Namespace Components
platform Strimzi operator, Kafka (KRaft single-node), Argo Events controller, EventBus, Gateway default-gw
envoy-gateway-system Envoy Gateway controller, GatewayClass eg, stable gateway Service for CQRS routing
observability Prometheus, Grafana, Tempo, Loki, Pyroscope, Alloy (DaemonSet for logs + Deployment for metrics/traces)
bookinfo 11 app deployments (CQRS split incl. dlqueue read/write, plus ingestion single deployment), PostgreSQL, 4 EventSources (incl. dlq-event-received), 4 Sensors (incl. DLQ), method-based HTTPRoutes

CQRS Deployment Split

Each backend service deploys as two separate Deployments sharing the same image and PostgreSQL database: a read instance (serves GET traffic from productpage) and a write instance (receives POST triggers from Argo Events sensors).

Deployment Role Called by
productpage Read-only BFF Envoy Gateway (HTTPRoute)
details / details-write Read / Write productpage / book-added sensor
reviews / reviews-write Read / Write productpage / review-submitted sensor
ratings / ratings-write Read / Write reviews (read) / rating-submitted sensor
notification Write-only All 3 sensors
dlqueue / dlqueue-write Read / Write operator/service API (GET) / dlq-event-received sensor (POST)

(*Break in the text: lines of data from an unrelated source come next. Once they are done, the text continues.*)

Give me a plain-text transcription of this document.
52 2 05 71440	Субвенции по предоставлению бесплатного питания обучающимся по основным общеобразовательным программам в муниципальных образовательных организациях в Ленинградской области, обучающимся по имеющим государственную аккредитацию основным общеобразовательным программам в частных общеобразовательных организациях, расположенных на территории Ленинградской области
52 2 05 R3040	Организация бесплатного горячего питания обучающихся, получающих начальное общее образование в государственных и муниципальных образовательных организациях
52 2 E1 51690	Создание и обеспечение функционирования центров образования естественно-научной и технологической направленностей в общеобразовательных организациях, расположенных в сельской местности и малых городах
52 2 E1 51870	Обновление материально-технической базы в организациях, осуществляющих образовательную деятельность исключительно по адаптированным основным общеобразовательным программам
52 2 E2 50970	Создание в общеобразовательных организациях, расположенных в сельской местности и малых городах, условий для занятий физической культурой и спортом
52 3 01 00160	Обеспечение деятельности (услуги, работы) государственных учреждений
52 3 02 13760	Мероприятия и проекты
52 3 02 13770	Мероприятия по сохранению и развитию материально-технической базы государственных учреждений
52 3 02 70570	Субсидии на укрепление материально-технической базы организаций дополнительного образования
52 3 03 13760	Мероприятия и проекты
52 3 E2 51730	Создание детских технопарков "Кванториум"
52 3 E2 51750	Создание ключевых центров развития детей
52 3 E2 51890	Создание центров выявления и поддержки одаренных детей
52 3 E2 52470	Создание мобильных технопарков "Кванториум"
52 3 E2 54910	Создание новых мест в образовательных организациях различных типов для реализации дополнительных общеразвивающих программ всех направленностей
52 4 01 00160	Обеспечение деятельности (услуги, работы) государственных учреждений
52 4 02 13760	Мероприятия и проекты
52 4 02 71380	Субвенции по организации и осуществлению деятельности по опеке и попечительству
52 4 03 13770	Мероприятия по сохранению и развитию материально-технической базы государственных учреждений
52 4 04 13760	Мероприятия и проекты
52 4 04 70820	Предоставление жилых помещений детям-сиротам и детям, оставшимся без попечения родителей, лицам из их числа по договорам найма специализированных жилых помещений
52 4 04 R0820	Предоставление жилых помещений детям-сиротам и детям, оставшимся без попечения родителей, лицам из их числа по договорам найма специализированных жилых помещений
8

ingestion deploys as a single stateless deployment with no CQRS split — it is a pure event producer and is omitted from the table above.

Usage

make run-k8s        # Full setup (~5-10 min first run)
make k8s-status     # Check status + access URLs
make k8s-rebuild    # Fast iteration (rebuild + redeploy, skip infra)
make k8s-logs       # Tail application logs
make stop-k8s       # Tear down

Access URLs

Service URL Notes
Productpage http://localhost:8080 BFF web UI
Grafana http://localhost:3000 admin / admin
Prometheus http://localhost:9090 Metrics queries
Webhooks http://localhost:8080/v1/details POST to trigger write flow (same port, method-based routing)

Argo Events

The event-driven write flow is implemented with Argo Events. This repository provides the EventSource and Sensor manifests only; the Kafka EventBus is expected to exist in the cluster.

deploy/argo-events/
├── eventsources/
│   ├── book-added.yaml          # Webhook -> Kafka
│   ├── review-submitted.yaml    # Webhook -> Kafka
│   └── rating-submitted.yaml    # Webhook -> Kafka
└── sensors/
    ├── book-added-sensor.yaml       # Triggers: details + notification
    ├── review-submitted-sensor.yaml # Triggers: reviews + notification
    └── rating-submitted-sensor.yaml # Triggers: ratings + notification

Each EventSource exposes an HTTP webhook whose endpoint mirrors the target service's API path (e.g., the book-added EventSource listens on /v1/details). The Envoy Gateway routes POST requests to these endpoints via method-based CQRS routing on port 8080. Argo Events converts received payloads to CloudEvents and publishes to Kafka. Sensors subscribe to specific event types and fire HTTP triggers against the write services.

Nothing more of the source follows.